The Sparks were a team searching for anything to swing the momentum back in their favor.

That shift came in the form of their superstar, Kelsey Plum, who took it upon herself to ignite the turnaround with a shooting clinic in the third quarter. Her flurry helped lift L.A. to a much-needed 91-78 win over the Sky at Crypto.com Arena.

Despite a back-and-forth start and a 43-39 halftime lead, the question remained: Which version of the Sparks would emerge after the break — the lethargic, disconnected squad or a group finally ready to deliver the full 40-minute effort Roberts has pleaded for?

Out of the locker room, the Sparks found a renewed energy. What followed was a shooting barrage from beyond the arc.

Plum sparked the run, and fittingly, she helped seal it too.

As she let her first left-handed three fly, the confidence in her stroke started to build. The second, from the top of the key, came with a signature gesture — Plum pointing to her veins, signaling the ice running through them. Then came the heat check: back-to-back threes that only added to her fire. A final three dropped cleanly through the net, punctuating the outburst.

Plum went five for six in the quarter, scoring 15 of her 28 total points, helping L.A. stretch the lead to 76-64 by the end of the third. The Sparks finished eight of 11 from the field in the quarter as a team.

Plum left it all on the floor for the Sparks. At one point, she took a shot to the nose and stayed down for a couple of minutes. But after brushing off the injury, Plum returned to the lineup and finished the game, embodying the grit the Sparks desperately needed.

But even against the league’s worst scoring offense (66.0 points per game) and defense (96.0), in what seemed like the perfect opportunity to exploit a team with even worse early-season woes, the game unfolded as two physical squads refusing to back down.

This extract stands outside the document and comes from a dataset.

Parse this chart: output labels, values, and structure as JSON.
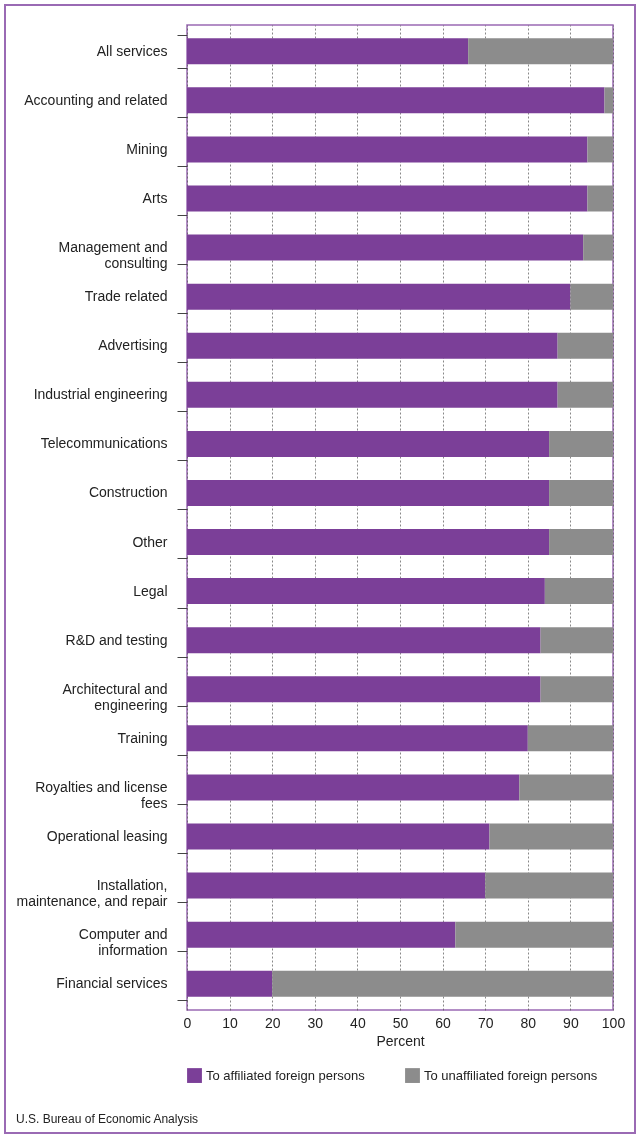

Coming in, there was no doubt that low-post anchors Dearica Hamby and Azurá Stevens would face a tough challenge, tasked with matching up against Chicago’s frontcourt duo of Kamilla Cardoso and Angel Reese — both boasting a clear advantage in size and length.

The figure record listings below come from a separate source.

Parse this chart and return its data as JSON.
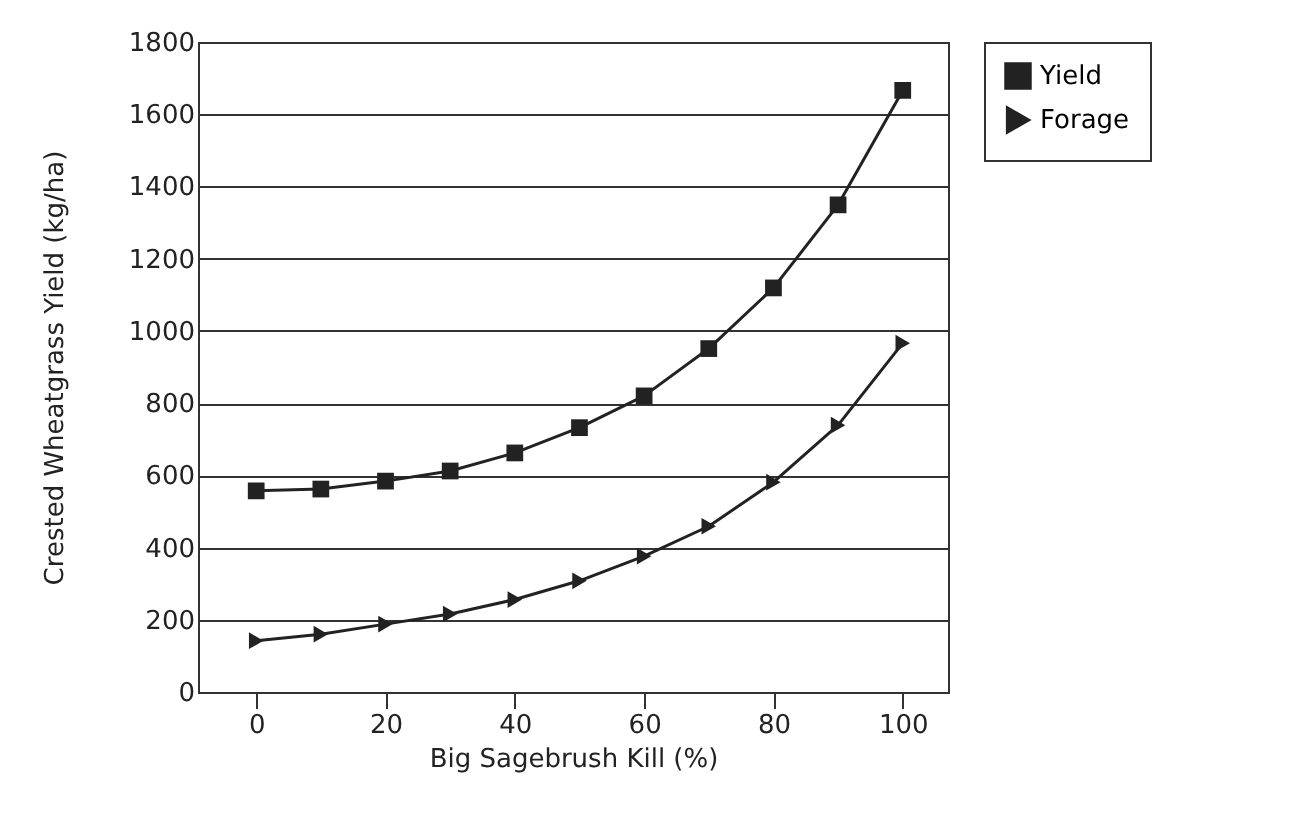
{
  "chart_data": {
    "type": "line",
    "xlabel": "Big Sagebrush Kill (%)",
    "ylabel": "Crested Wheatgrass Yield (kg/ha)",
    "x": [
      0,
      10,
      20,
      30,
      40,
      50,
      60,
      70,
      80,
      90,
      100
    ],
    "series": [
      {
        "name": "Yield",
        "color": "#222222",
        "marker": "square",
        "values": [
          557,
          562,
          584,
          612,
          662,
          732,
          820,
          951,
          1119,
          1349,
          1666
        ]
      },
      {
        "name": "Forage",
        "color": "#222222",
        "marker": "triangle",
        "values": [
          142,
          160,
          188,
          216,
          256,
          308,
          376,
          459,
          581,
          739,
          966
        ]
      }
    ],
    "xlim": [
      -9,
      107
    ],
    "xticks": [
      0,
      20,
      40,
      60,
      80,
      100
    ],
    "ylim": [
      0,
      1800
    ],
    "yticks": [
      0,
      200,
      400,
      600,
      800,
      1000,
      1200,
      1400,
      1600,
      1800
    ],
    "grid": "y",
    "legend": "top right",
    "line_style": "solid"
  }
}
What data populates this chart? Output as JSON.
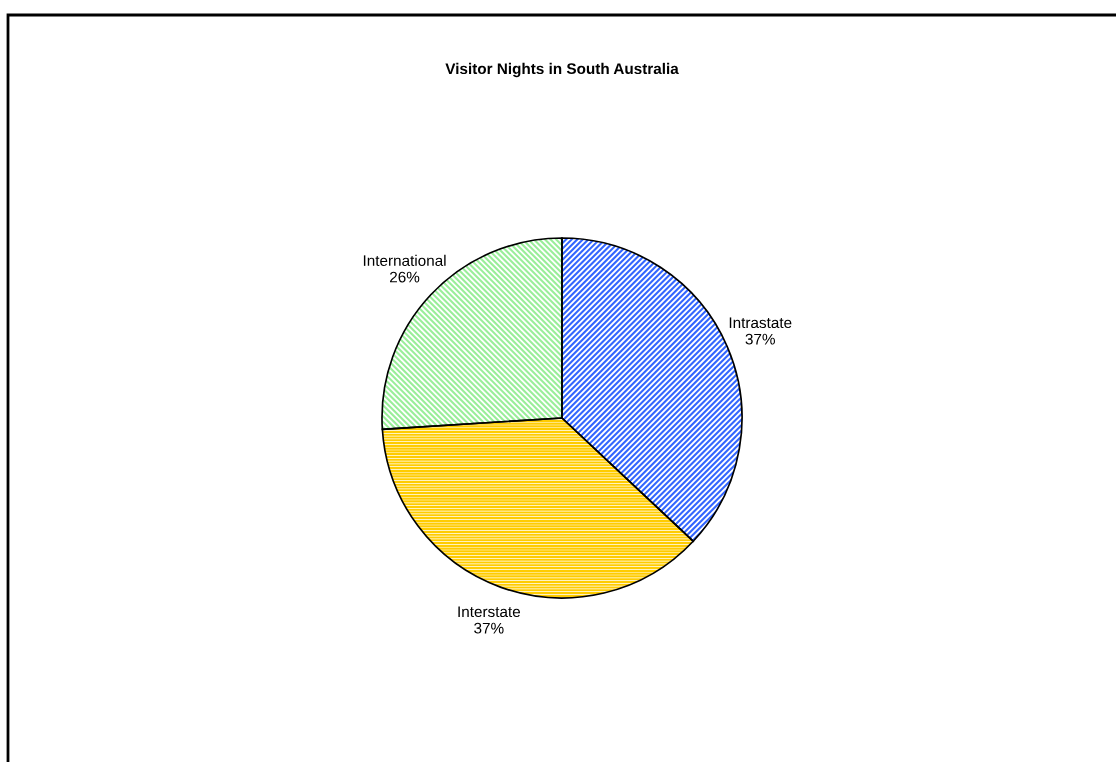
{
  "chart_data": {
    "type": "pie",
    "title": "Visitor Nights in South Australia",
    "categories": [
      "Intrastate",
      "Interstate",
      "International"
    ],
    "values": [
      37,
      37,
      26
    ],
    "value_labels": [
      "37%",
      "37%",
      "26%"
    ],
    "colors": [
      "#3366ff",
      "#ffcc00",
      "#99ee99"
    ],
    "legend": false
  }
}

In the first half, however, Hamby and Stevens limited Cardoso and Reese to a combined 12 points and nine rebounds — a small but important victory against a Sky team ranked third in the WNBA in rebounding (39.0 per game).

Reese finished with 13 points and 11 rebounds — her third double-double of the season — while Cardoso added 12 points but was limited to just six boards. The Sparks’ frontcourt tandem managed to keep the damage manageable, preventing the kind of interior dominance Chicago has leaned on throughout the early season.